8.4.4 Bioenergy feed stocks from agriculture
Bioenergy to replace fossil fuels can be generated from agricultural feedstocks, including by-products of agricultural production, and dedicated energy crops.
22.214.171.124 Residues from agriculture
The energy production and GHG mitigation potentials depend on yield/product ratios, and the total agricultural land area as well as type of production system. Less intensive management systems require re-use of residues for maintaining soil fertility. Intensively managed systems allow for higher utilization rates of residues, but also usually deploy crops with higher crop-to-residue ratios.

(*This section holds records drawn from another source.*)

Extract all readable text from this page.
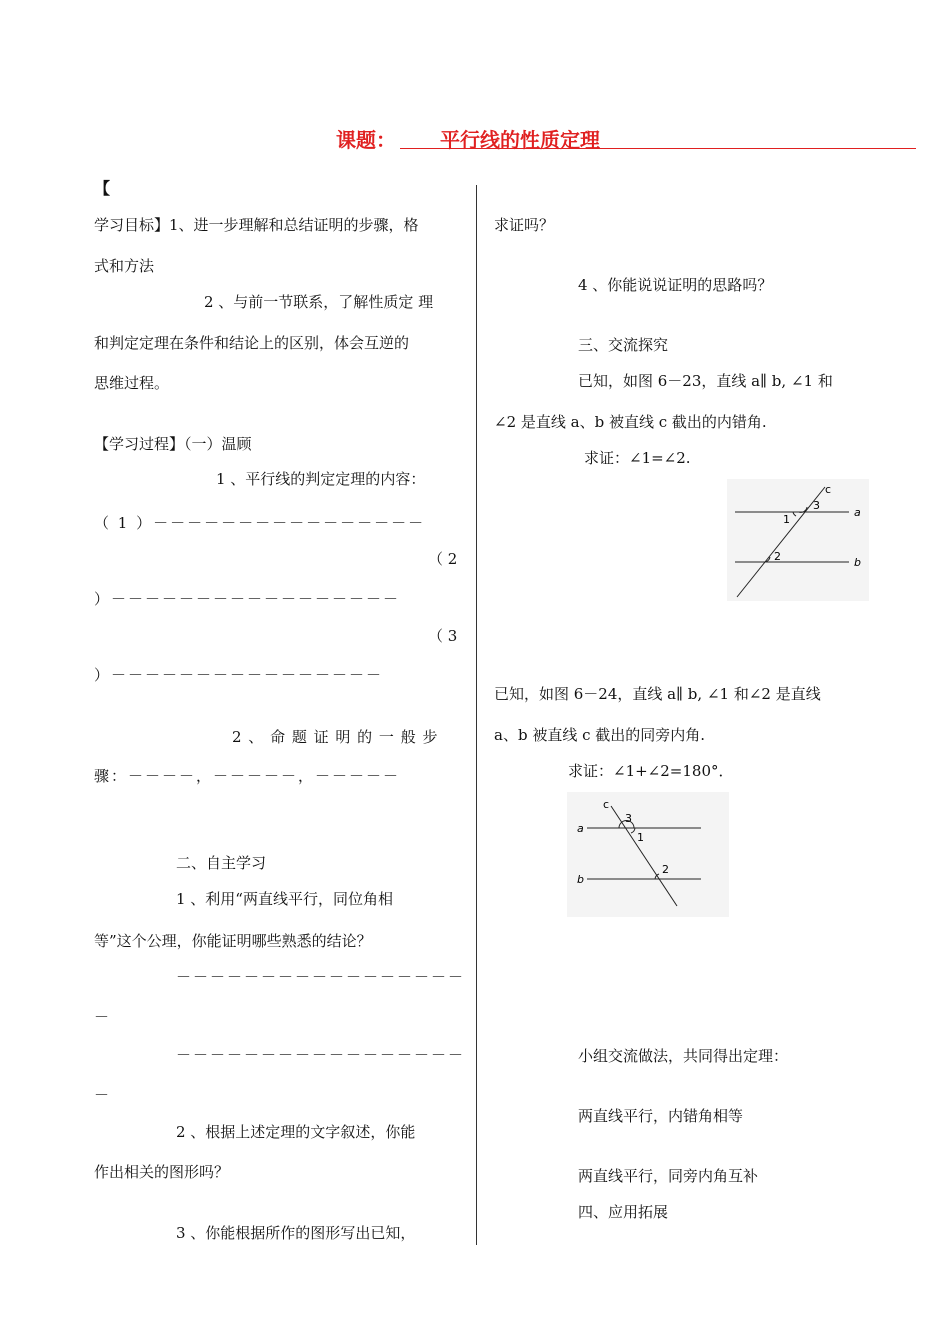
课题： 平行线的性质定理
【
学习目标】1、进一步理解和总结证明的步骤，格
式和方法
2 、与前一节联系，了解性质定 理
和判定定理在条件和结论上的区别，体会互逆的
思维过程。
【学习过程】（一）温顾
1 、平行线的判定定理的内容：
（ 1 ）－－－－－－－－－－－－－－－－
（ 2
）－－－－－－－－－－－－－－－－－
（ 3
）－－－－－－－－－－－－－－－－
2 、 命 题 证 明 的 一 般 步
骤：－－－－，－－－－－，－－－－－
二、自主学习
1 、利用“两直线平行，同位角相
等”这个公理，你能证明哪些熟悉的结论？
－－－－－－－－－－－－－－－－－
－
－－－－－－－－－－－－－－－－－
－
2 、根据上述定理的文字叙述，你能
作出相关的图形吗？
3 、你能根据所作的图形写出已知，
求证吗？
4 、你能说说证明的思路吗？
三、交流探究
已知，如图 6－23，直线 a∥ b, ∠1 和
∠2 是直线 a、b 被直线 c 截出的内错角.
求证：∠1=∠2.
c
a
b
1
2
3
已知，如图 6－24，直线 a∥ b, ∠1 和∠2 是直线
a、b 被直线 c 截出的同旁内角.
求证：∠1+∠2=180°．
c
a
b
1
2
3
小组交流做法，共同得出定理：
两直线平行，内错角相等
两直线平行，同旁内角互补
四、应用拓展
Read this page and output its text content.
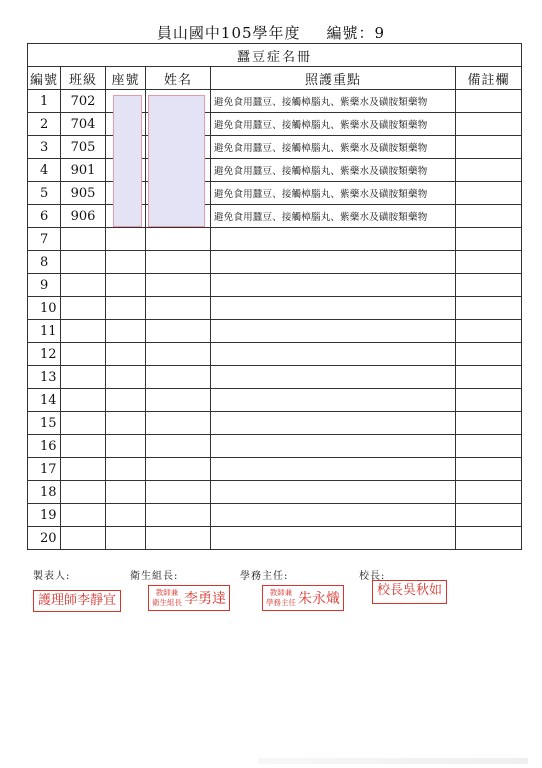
員山國中105學年度 編號：9
蠶豆症名冊					
編號	班級	座號	姓名	照護重點	備註欄
1	702			避免食用蠶豆、接觸樟腦丸、紫藥水及磺胺類藥物	
2	704			避免食用蠶豆、接觸樟腦丸、紫藥水及磺胺類藥物	
3	705			避免食用蠶豆、接觸樟腦丸、紫藥水及磺胺類藥物	
4	901			避免食用蠶豆、接觸樟腦丸、紫藥水及磺胺類藥物	
5	905			避免食用蠶豆、接觸樟腦丸、紫藥水及磺胺類藥物	
6	906			避免食用蠶豆、接觸樟腦丸、紫藥水及磺胺類藥物	
7					
8					
9					
10					
11					
12					
13					
14					
15					
16					
17					
18					
19					
20					
製表人:	衛生組長:	學務主任:	校長:
護理師李靜宜
教師兼
衛生組長 李勇達	教師兼
學務主任 朱永熾
校長吳秋如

Estimates of energy production potential from agricultural residues vary between 15 and 70 EJ/yr. The latter figure is based on the regional production of food (in 2003) multiplied by harvesting or processing factors, and assumed recoverability factors. These figures do not subtract the potential competing uses of agricultural residues which, as indicated by (Junginger et al., 2001), can reduce significantly the net availability of agricultural residues for energy or materials. In addition, the expected future availability of residues from agriculture varies widely among studies. Dried dung can also be used as an energy feedstock. The total estimated contribution could be 5 to 55 EJ/yr worldwide, with the range defined by current global use at the low end, and technical potential at the high end. Utilization in the longer term is uncertain because dung is considered to be a “poor man’s fuel”.
Organic wastes and residues together could supply 20-125 EJ/yr by 2050, with organic wastes making a significant contribution.